While it is critically important to tell your children that matches and lighters are adult tools only, just telling them is not enough. You must model safe behavior. Leaving a stove, campfire, grill or candles unattended not only creates an immediate hazard, but suggests that fire and these fire tools do not need to be treated with great care. So please, treat everything associated with fire, matches, lighters, candles, cooking and campfires, with care and respect. Use them as they were intended to be used and safely store tools when you are finished.
Supervise children at home as well as outside.
It’s not possible for you to be in the same room with your children, or even to watch what they are doing, every waking minute of every day. What most of us do at home is check in periodically, and in-between those check-ins, we listen. We listen to the tapping, humming, strumming and chatter that usually accompanies children’s play. And when it gets quiet, we know something has changed. We wonder if they are “up to something” and we check on them again. This is an effective and appropriate way to make sure your children are not playing with lighters or matches that may have been left out, especially if you only use lighters with child-resistant mechanisms. The child-resistant mechanism can slow down children’s experimentation long enough for an adult to intervene.

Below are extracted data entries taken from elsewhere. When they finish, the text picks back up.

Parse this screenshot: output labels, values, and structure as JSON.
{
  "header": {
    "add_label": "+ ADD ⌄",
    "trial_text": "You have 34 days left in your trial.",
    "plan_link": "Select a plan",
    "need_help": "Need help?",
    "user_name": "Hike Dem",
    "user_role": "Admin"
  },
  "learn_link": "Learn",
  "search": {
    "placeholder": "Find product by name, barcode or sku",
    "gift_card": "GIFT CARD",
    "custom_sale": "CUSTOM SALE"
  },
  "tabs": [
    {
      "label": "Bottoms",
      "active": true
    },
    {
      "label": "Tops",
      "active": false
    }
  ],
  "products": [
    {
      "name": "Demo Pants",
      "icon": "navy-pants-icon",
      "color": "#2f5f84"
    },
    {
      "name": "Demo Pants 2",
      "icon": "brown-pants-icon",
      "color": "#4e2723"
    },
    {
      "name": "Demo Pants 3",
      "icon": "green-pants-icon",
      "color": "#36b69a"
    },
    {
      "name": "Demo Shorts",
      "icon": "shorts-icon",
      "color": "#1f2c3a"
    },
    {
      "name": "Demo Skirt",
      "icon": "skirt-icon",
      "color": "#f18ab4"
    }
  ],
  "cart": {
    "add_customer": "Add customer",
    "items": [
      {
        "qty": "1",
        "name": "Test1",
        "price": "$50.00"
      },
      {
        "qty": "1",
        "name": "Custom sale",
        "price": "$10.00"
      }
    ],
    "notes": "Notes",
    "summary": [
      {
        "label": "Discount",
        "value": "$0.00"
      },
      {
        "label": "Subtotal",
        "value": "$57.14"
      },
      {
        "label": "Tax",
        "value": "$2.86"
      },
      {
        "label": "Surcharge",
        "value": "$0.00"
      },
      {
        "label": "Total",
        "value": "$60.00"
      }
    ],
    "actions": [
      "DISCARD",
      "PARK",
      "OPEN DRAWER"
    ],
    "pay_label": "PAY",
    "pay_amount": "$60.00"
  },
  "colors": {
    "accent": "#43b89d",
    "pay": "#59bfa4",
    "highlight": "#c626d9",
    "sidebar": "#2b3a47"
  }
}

Unfortunately, this effective “listening link” can be forgotten. We can become too involved in talking on the phone, doing the laundry, cooking or other activities to notice that children have become very quiet or that too much time has passed since the last check-in. Sadly, many home fires that are started by children are started when an adult is home. Appropriate adult supervision is more than just being home with children, it’s being aware of what they are doing at all times.